THE TRIALS OF ANATOLY SCHARANSKY AND ALEXANDER GINZBURG


Mr. MUSKIE. Mr. President, the next few weeks will be an uncertain time for Soviet-American relations. There has been much discussion about the extent to which we should link our outrage over the trials of Soviet dissidents to other questions of United States-Soviet policy.


It is important for the world community to understand the extent of American concern for the dissidents Anatoly Scharansky and Alexander Ginzburg, and others who seek an end to repression in the Soviet Union.


Standing by themselves, unrelated to any other question but that of human rights, these trials by the Soviet Union are contrary to all the basic tenets to which the free world subscribes.


The Soviet Union and its leaders must know that the great majority of the American people do not relate these trials to the cosmic questions which confront our two societies. They simply view these trials as a signal that the Soviet Union is still a repressive country in which there are no rights — no political rights — no civil rights — no social rights — no economic rights — and no human rights.


The American people hold dear the right to move freely about the world and have protested openly and loudly when any attempt has been made to infringe on that right at home or abroad.


The American people hold dear the right to freely exchange views with any people, anywhere in the world, so much that we permit all voices, no matter how offensive, in any forum, in any place, at any time.


The American people know that the Soviet Union is not an open society. They know that the Soviet Union is not a democracy. They know that in the Soviet Union there is only one party and one ruling structure and one road to opportunity.


The American people know that in the Soviet Union people take risks when they dissent: exile, imprisonment, even death. It is thus bad enough that we know what goes on inside the Soviet Union. It is quite another thing for the Soviet Union, as an element of international policy, to respond to our President's call for human rights by generating this latest mockery of justice.


Mr. President, these are no ordinary trials. There can be no doubt that they were ordered for the purpose of making it abundantly clear to the President of the United States that his call for human rights would be met with an even more vigorous denial of human rights; that his campaign against oppression would be countered with greater oppression.

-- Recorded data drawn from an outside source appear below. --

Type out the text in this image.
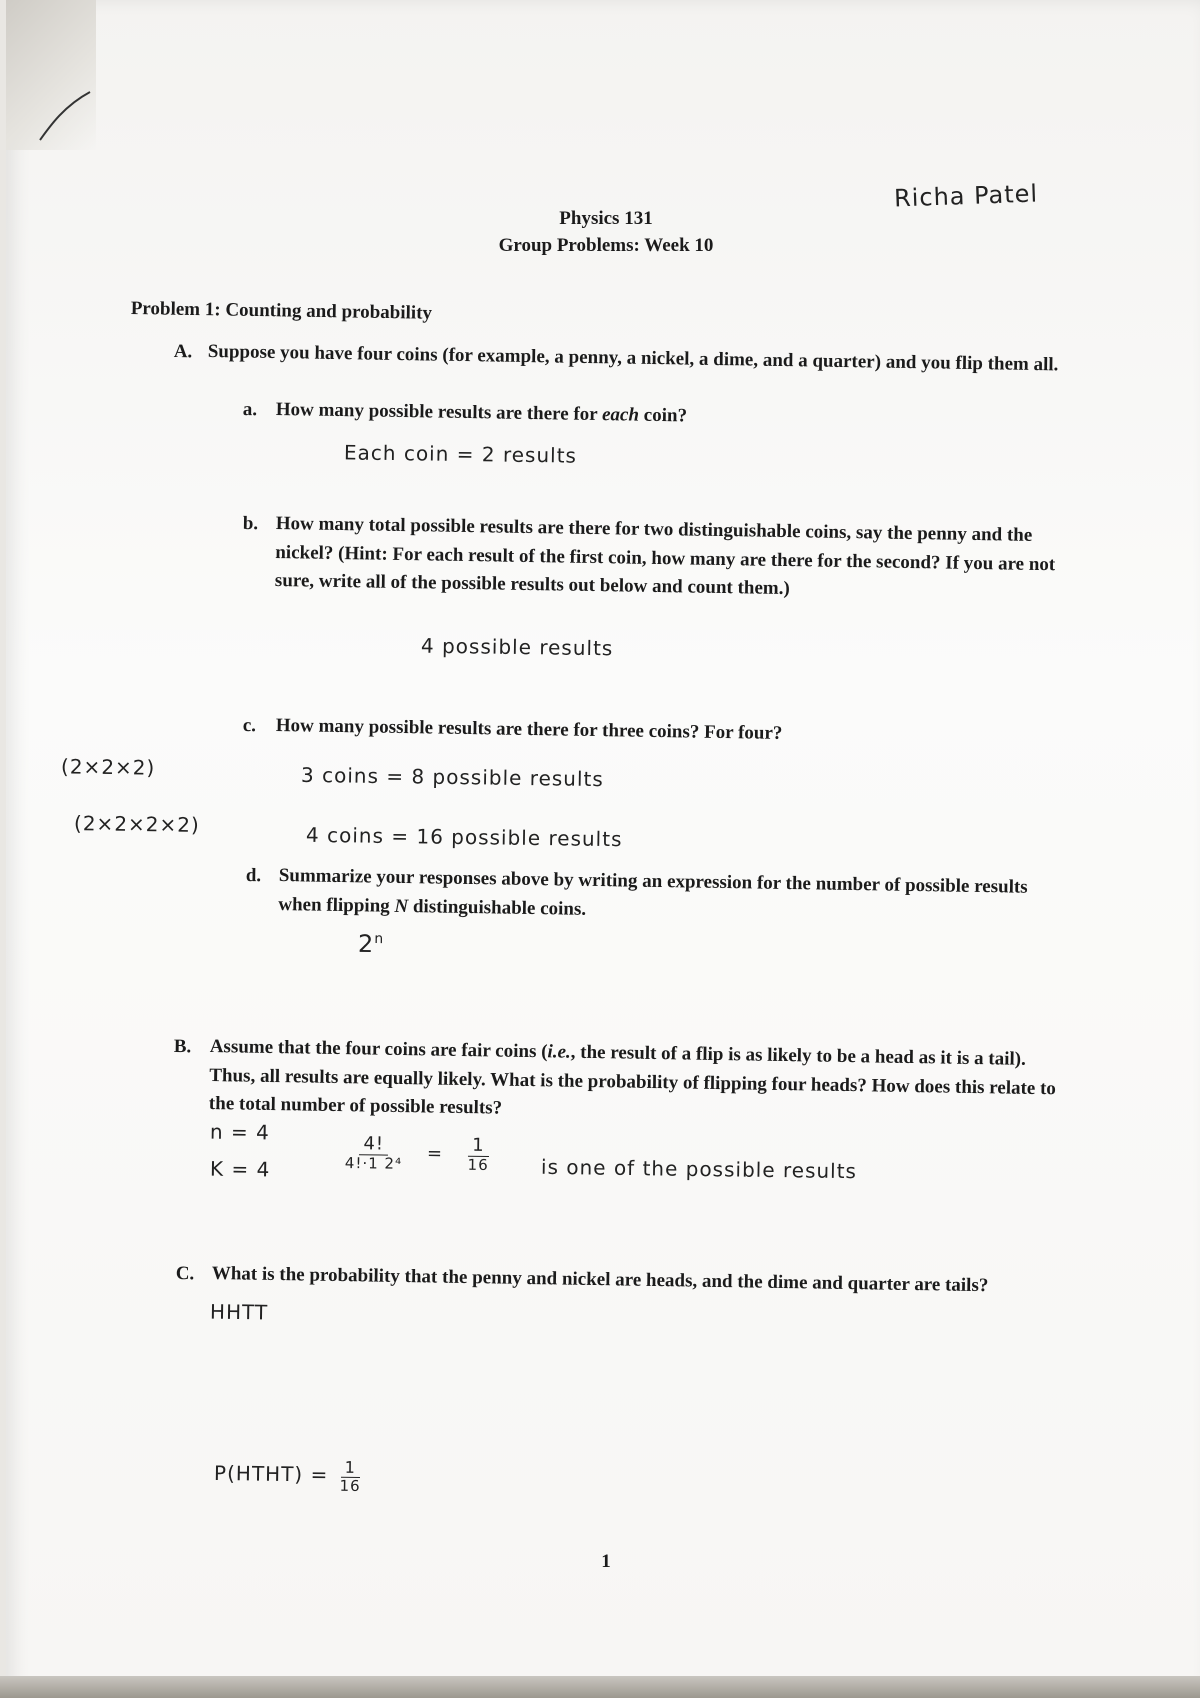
Richa Patel
Physics 131
Group Problems: Week 10
Problem 1: Counting and probability
A. Suppose you have four coins (for example, a penny, a nickel, a dime, and a quarter) and you flip them all.
a. How many possible results are there for each coin?
Each coin = 2 results
b. How many total possible results are there for two distinguishable coins, say the penny and the nickel? (Hint: For each result of the first coin, how many are there for the second? If you are not sure, write all of the possible results out below and count them.)
4 possible results
c. How many possible results are there for three coins? For four?
(2×2×2)	3 coins = 8 possible results
(2×2×2×2)	4 coins = 16 possible results
d. Summarize your responses above by writing an expression for the number of possible results when flipping N distinguishable coins.
2$^n$
B. Assume that the four coins are fair coins (i.e., the result of a flip is as likely to be a head as it is a tail). Thus, all results are equally likely. What is the probability of flipping four heads? How does this relate to the total number of possible results?
n = 4
K = 4	$\frac{4!}{\text{4!·1 2⁴}} = \frac{1}{16}$ is one of the possible results
C. What is the probability that the penny and nickel are heads, and the dime and quarter are tails?
HHTT
P(HTHT) = $\frac{1}{16}$
1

The real horror of the trials is that the Soviets did not accuse these men as individuals. With bloodless calculation they brought to trial not two men with the courage to speak out, but mere symbols.


The Soviets set out to put American beliefs and sensibilities on trial. And these men were convicted, to convict us; to convict our ideals, hopes and understandings of the basic decency of the individual.


Let the Soviets understand this: We resist their charges. We reject their verdict.


And let the Soviets understand that we seek no special leverage in unrelated areas. In the basic sense, this is not a SALT issue; this is not a trade issue; it is a fundamental moral question. It divides the United States and the Soviet Union more deeply than our economic differences or our political differences.


The Soviet Union has not only elected to reject the international movement to demand protection of human rights. They have chosen to further restrict the rights of people.

 

I find this offensive and appalling to a degree which I cannot properly express. I would hope that soon the Soviet Union will reexamine its rejection of President Carter's human rights initiative and rejoin the family of nations and the family of man.